Research by the Gira marketing and consulting firm found that nearly one of every two sandwiches sold in the country last year was a burger, up from one in nine in 2000.
Although the French are famously proud of the their cuisine, Gira found that burgers are making inroads into traditional restaurants.
Gira's director Bernard Boutboul said the firm found "seventy-five percent of traditional French restaurants offer at least one hamburger on their menu" and that a third of these cases burgers were out-selling steak or fish dishes.
The sales of burgers in traditional restaurants have soared by 40 percent in the last two years, Boutboul said.
While fast food chains such as McDonald's dominate the market, Gira found that restaurants accounted for a quarter of the 970 million burgers sold in the country last year.
It was an obvious next step for hamburgers to creep into traditional French dining, as the cheaper, lower quality fast food version has been booming in France.
“In the land of gastronomy, fast food has become the king,” wrote French magazine Le Point wrote last year, on the heels of a surprising report that showed fast food, raking in a whopping €34 billion in 2012 had for the first time outperformed the France's sacred sit down restaurant.

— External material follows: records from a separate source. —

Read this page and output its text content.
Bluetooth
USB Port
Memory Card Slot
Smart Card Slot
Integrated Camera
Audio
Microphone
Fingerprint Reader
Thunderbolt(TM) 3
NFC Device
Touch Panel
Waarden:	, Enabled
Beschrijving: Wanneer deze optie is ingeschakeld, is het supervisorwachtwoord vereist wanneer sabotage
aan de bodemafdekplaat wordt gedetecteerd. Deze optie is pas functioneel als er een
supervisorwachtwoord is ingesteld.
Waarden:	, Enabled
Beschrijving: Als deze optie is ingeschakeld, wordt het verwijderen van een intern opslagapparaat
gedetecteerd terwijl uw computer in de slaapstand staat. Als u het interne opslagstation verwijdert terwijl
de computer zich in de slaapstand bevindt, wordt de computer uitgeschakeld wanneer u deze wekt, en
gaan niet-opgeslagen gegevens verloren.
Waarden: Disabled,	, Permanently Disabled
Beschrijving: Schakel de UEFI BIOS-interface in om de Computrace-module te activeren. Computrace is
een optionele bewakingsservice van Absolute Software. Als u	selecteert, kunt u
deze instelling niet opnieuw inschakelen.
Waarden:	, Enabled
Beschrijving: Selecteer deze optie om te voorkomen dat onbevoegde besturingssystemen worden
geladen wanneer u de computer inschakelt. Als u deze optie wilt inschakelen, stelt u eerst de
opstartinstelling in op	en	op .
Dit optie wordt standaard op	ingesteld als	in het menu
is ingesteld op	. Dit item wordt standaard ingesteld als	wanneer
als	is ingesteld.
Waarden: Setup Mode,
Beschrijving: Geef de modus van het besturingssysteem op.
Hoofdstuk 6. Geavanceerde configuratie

That figure represents 54 percent of the market and reveals a huge jump compared to 2011 when sales of burgers, hot dogs and pizzas etc represented 40 percent of the overall market.
The drive for dominance by fast food outlets has unsurprisingly been led by McDonalds, for which France represents the second largest market in the world after the United States.
The report also revealed the French are the second biggest consumers of pizza in the world after the US, eating a mammoth 1.6 billion a year and sales of sandwiches in France rose by 6 percent in 2012 to reach €7.01 billion as the French wolfed down over three million.
Just over 1.3 billion of those sandwiches were the traditional 'jambon-buerre' (ham and butter), the price of which is used as indicator of inflation in France. In 2012 the average price of a jambon-buerre sandwich rose 1.5 percent but a boulangerie the prices were found to have risen 10.9 percent.